The University will set up a temporary swine flu clinic today in the lobby of the School of Social Service Administration to vaccinate University community members with certain medical conditions, including asthma and heart disease.
The one-day clinic, on 60th Street and Ellis Avenue from 12 to 4 p.m., will provide 600 to 800 vaccines, according to University spokesman Steve Kloehn.
Students, faculty, and staff with asthma, neurological, and developmental disorders, chronic lung diseases, or heart disease must bring a University ID to the clinic. A full list of conditions is available on the University’s Web site.
Kloehn also said the SCC has been seeing more swine flu cases, but “we haven’t seen any real concentrated outbreaks, for instance, among residential housing.”
Should the University run out of vaccines at today’s clinic, Kloehn said it will immediately post an alert and will follow up with an e-mail to the community. Any leftover vaccines “will be offered again at a later date,” Kloehn said, adding that if there are several hundred remaining, the University will set up another clinic day.
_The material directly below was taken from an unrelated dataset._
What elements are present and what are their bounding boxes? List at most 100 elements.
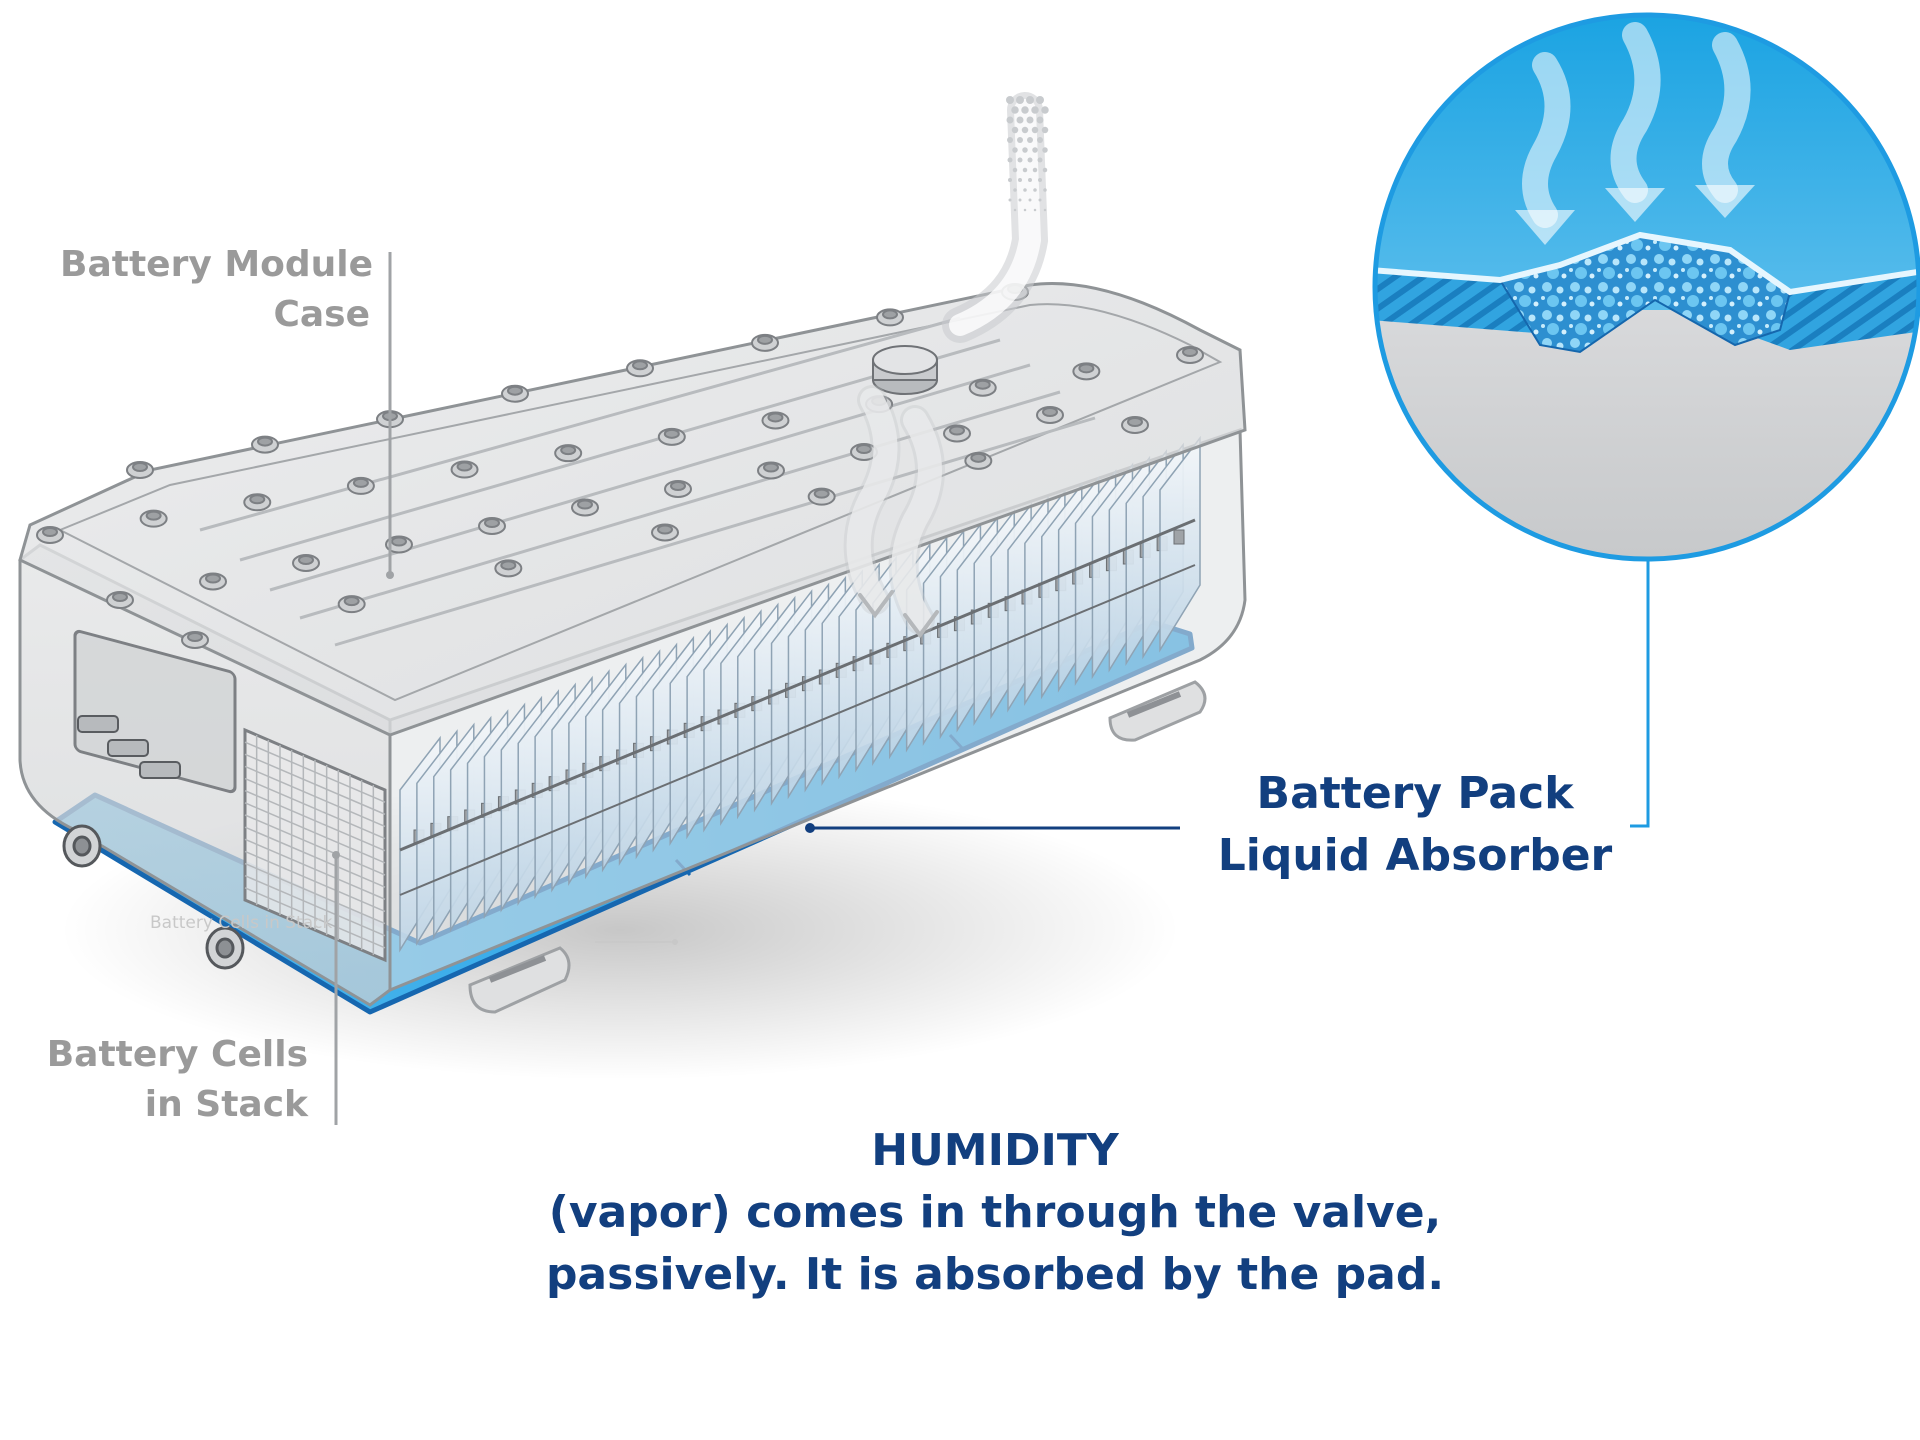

“It’s hard to know for us exactly how many people meet the CDC conditions for medical risk,” Kloehn said, “so we’ll have to reassess after tomorrow whether we need to go back to the community with particular risks or whether we can open it up more broadly.”
The University has made as many vaccines available as possible and will continue to do so when it gets further shipments. Shipments are controlled by federal and local health authorities. He said there was no way to know how many vaccines the University would receive with the next batch.